Yeux baissés, le docteur jouait machinalement avec sa tasse de café vide. Il soupira.
— Oui… Bien sûr, il va s'en tirer, marmonna-t-il. Mais je préfère qu'il ait repris conscience avant de poser un diagnostic définitif.
Il reposa brutalement sa tasse, qui claqua contre la table comme un coup de tonnerre, et fixa enfin Kei dans les yeux. Il avait les traits tirés, mais son regard brillait de colère contenue.
— Bon dieu, je donnerais cher pour savoir ce qu'elles manigançaient ! lâcha-t-il. Il y a tant de chlorophylle dans son sang que je ne serais même pas étonné s'il se met à faire de la photosynthèse !
La jeune femme leva un sourcil.
— Que voulez-vous dire, doc ? Qu'il a été empoisonné, ou quelque chose comme ça ?
— Je ne sais pas… avoua le médecin. Je ne sais vraiment pas… Son système immunitaire a presque été détruit, reprit-il d'un ton plus professionnel, et j'ai retrouvé des traces d'organismes sylvidres dans son sang mais dont certains des composants ont été remplacés par des équivalents synthétiques. J'ignore totalement ce que ça signifie.
Il secoua la tête d'impuissance.
— Pour l'instant, je l'ai mis sous dialyse, ajouta-t-il. Je ne suis pas encore capable d'évaluer d'éventuelles séquelles. Il est possible qu'il y ait des dégâts plus profonds, mais je préfère attendre deux ou trois jours avant de lui faire subir un chek-up complet. … Vu son état, je ne pense pas qu'il accueille avec enthousiasme des examens plus intrusifs dans l'immédiat.

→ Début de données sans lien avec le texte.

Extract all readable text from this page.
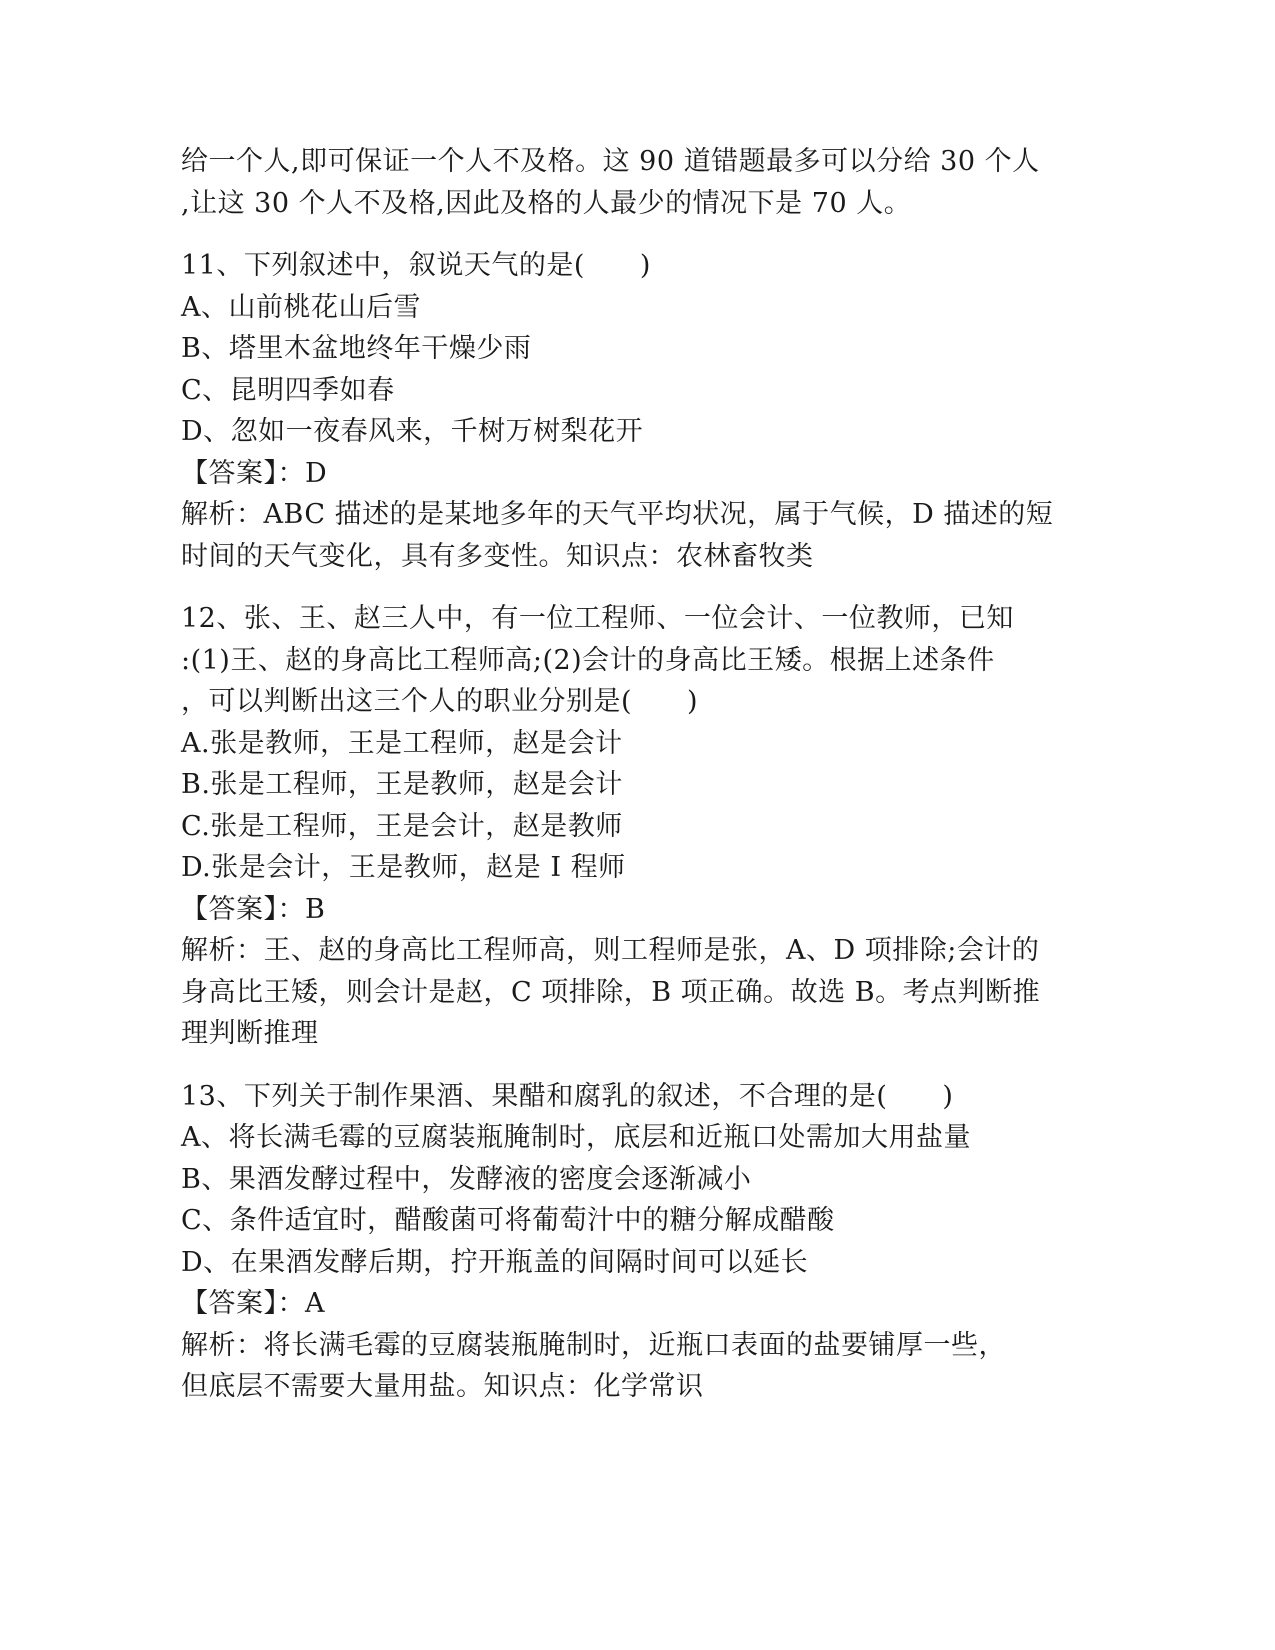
给一个人,即可保证一个人不及格。这 90 道错题最多可以分给 30 个人
,让这 30 个人不及格,因此及格的人最少的情况下是 70 人。
11、下列叙述中，叙说天气的是(　　)
A、山前桃花山后雪
B、塔里木盆地终年干燥少雨
C、昆明四季如春
D、忽如一夜春风来，千树万树梨花开
【答案】：D
解析：ABC 描述的是某地多年的天气平均状况，属于气候，D 描述的短
时间的天气变化，具有多变性。知识点：农林畜牧类
12、张、王、赵三人中，有一位工程师、一位会计、一位教师，已知
:(1)王、赵的身高比工程师高;(2)会计的身高比王矮。根据上述条件
，可以判断出这三个人的职业分别是(　　)
A.张是教师，王是工程师，赵是会计
B.张是工程师，王是教师，赵是会计
C.张是工程师，王是会计，赵是教师
D.张是会计，王是教师，赵是 I 程师
【答案】：B
解析：王、赵的身高比工程师高，则工程师是张，A、D 项排除;会计的
身高比王矮，则会计是赵，C 项排除，B 项正确。故选 B。考点判断推
理判断推理
13、下列关于制作果酒、果醋和腐乳的叙述，不合理的是(　　)
A、将长满毛霉的豆腐装瓶腌制时，底层和近瓶口处需加大用盐量
B、果酒发酵过程中，发酵液的密度会逐渐减小
C、条件适宜时，醋酸菌可将葡萄汁中的糖分解成醋酸
D、在果酒发酵后期，拧开瓶盖的间隔时间可以延长
【答案】：A
解析：将长满毛霉的豆腐装瓶腌制时，近瓶口表面的盐要铺厚一些，
但底层不需要大量用盐。知识点：化学常识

— Mais il va s'en sortir, docteur… N'est-ce pas ? insista Kei.
Elle avait besoin d'être rassurée. Elle avait besoin de certitudes après cette course-poursuite avec la mort.
Zero sourit enfin. Le médecin lui prit la main d'un air paternel.
— Oui, jeune fille. Il lui faut beaucoup de repos mais il va s'en sortir, je te le promets.
Elle ne s'offusqua pas des regards goguenards qu'elle surprit parmi les hommes d'équipage qui étaient eux-aussi venus aux nouvelles. D'accord, le capitaine ne montrait jamais ce qu'il ressentait, mais pourquoi devrait-il en être de même pour elle ?
Elle avait bien le droit d'éprouver des sentiments, en définitive.